Para grandes jornais, Conferência Nacional de Cultura resume-se a “ataques à mídia”
18/01/2010
Vanessa Silva
A realização da 1ª Conferência Nacional de Comunicação, Confecom, teve uma cobertura pífia e, no que foi publicado, partidarizada pelos meios de comunicação tradicionais. Apenas quando não era mais possível esconder, já que o processo de realização de conferências preparatórias – municipais, regionais e livres – se ramificaram por todo o país, é que começaram a falar. Mal, evidentemente.
Mesmo para os representantes do setor empresarial que participaram do saudável espaço de discussão gerado pela Confecom, ela era considerada uma ameaça em potencial ao que eles chamam de “liberdade de expressão”. Viram num espaço democrático de debates o aceno à “volta da repressão”, ou mesmo da “censura”. De tão monocromáticos, esses argumentos soaram bestiais para quem minimamente tomou conhecimento das propostas debatidas na conferência.
Passada a Confecom, o debate volta à tona com a realização da 2ª Conferência Nacional de Cultura, CNC – que acontece entre os dias 14 e 17 de março em Brasília. Para os representantes do status quo, novamente a liberdade está ameaçada e essa ameaça é constituída por duas ideias: controle social e produção regional.
Segundo o jornal Folha de S. Paulo, o texto-base da 2ª CNC traz em seu bojo ataques à mídia. Entre os citados pelo jornal está a afirmação do MinC de que “o monopólio dos meios de comunicação (mídias) representa uma ameaça à democracia e aos direitos humanos”.

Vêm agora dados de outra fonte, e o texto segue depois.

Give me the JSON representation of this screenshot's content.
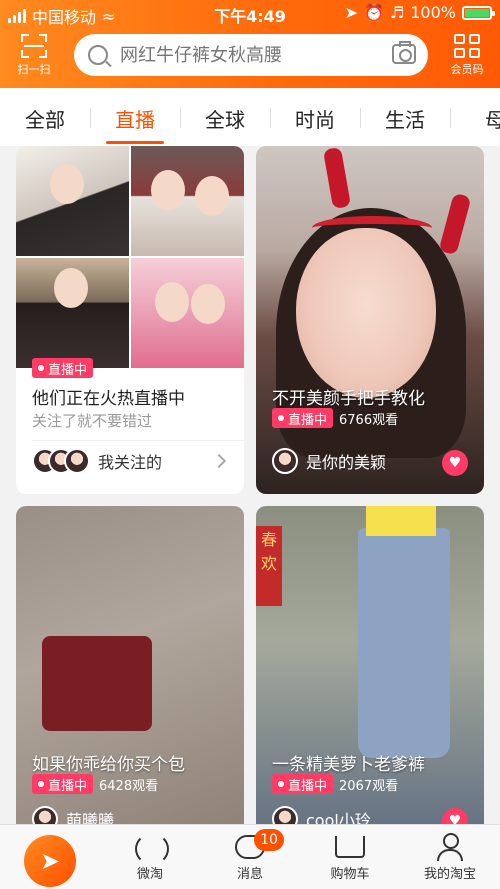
{
  "status_bar": {
    "carrier": "中国移动",
    "time": "下午4:49",
    "battery": "100%",
    "battery_level": 1.0
  },
  "header": {
    "scan_label": "扫一扫",
    "search_placeholder": "网红牛仔裤女秋高腰",
    "member_label": "会员码"
  },
  "tabs": [
    "全部",
    "直播",
    "全球",
    "时尚",
    "生活",
    "母"
  ],
  "active_tab": "直播",
  "feed": {
    "live_badge": "直播中",
    "card1": {
      "title": "他们正在火热直播中",
      "subtitle": "关注了就不要错过",
      "follow_label": "我关注的"
    },
    "card2": {
      "title": "不开美颜手把手教化",
      "viewers": "6766观看",
      "anchor": "是你的美颖"
    },
    "card3": {
      "title": "如果你乖给你买个包",
      "viewers": "6428观看",
      "anchor": "萌曦曦"
    },
    "card4": {
      "title": "一条精美萝卜老爹裤",
      "viewers": "2067观看",
      "anchor": "cool小玲",
      "sign_text": "春欢"
    }
  },
  "bottom_nav": {
    "weitao": "微淘",
    "messages": "消息",
    "messages_badge": "10",
    "cart": "购物车",
    "me": "我的淘宝"
  },
  "colors": {
    "brand_orange": "#ff5000",
    "live_pink": "#ff3b66"
  }
}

O jornal O Estado de S. Paulo destaca que o texto base “defende o papel da mídia como difusora de cultura e educação, mas afirma que ‘o monopólio dos meios de comunicação representa uma ameaça à democracia e aos direitos humanos, principalmente no Brasil, onde a televisão e o rádio são os meios de produção e distribuição de bens simbólicos mais disseminados’".
O Estadão lembra que na Confecom foi discutida a adoção de auditorias do poder público em empresas de comunicação e que “o Programa Nacional de Direitos Humanos propõe a cassação de concessões de empresas que, a critério do governo, violassem os direitos humanos”.
Em resposta à possível polêmica contida no texto base, o MinC diz não ver pontos polêmicos no texto. “Não vemos polêmica no texto. Ele foi composto de propostas aprovadas em conferências regionais realizadas em 2.992 municípios, e em nenhum desses lugares houve qualquer controvérsia”, esclareceu a secretária de Articulação Institucional do Ministério da Cultura, Silvana Meireles em entrevista ao mesmo Estadão.
Dizer que a CNC ataca a mídia é mais uma tentativa desesperada de sufocar o mais que necessário debate sobre a comunicação em nosso país. Parece que o Brasil tomou gosto por esse tema e pode não ser tão fácil conter a demanda reprimida desta discussão.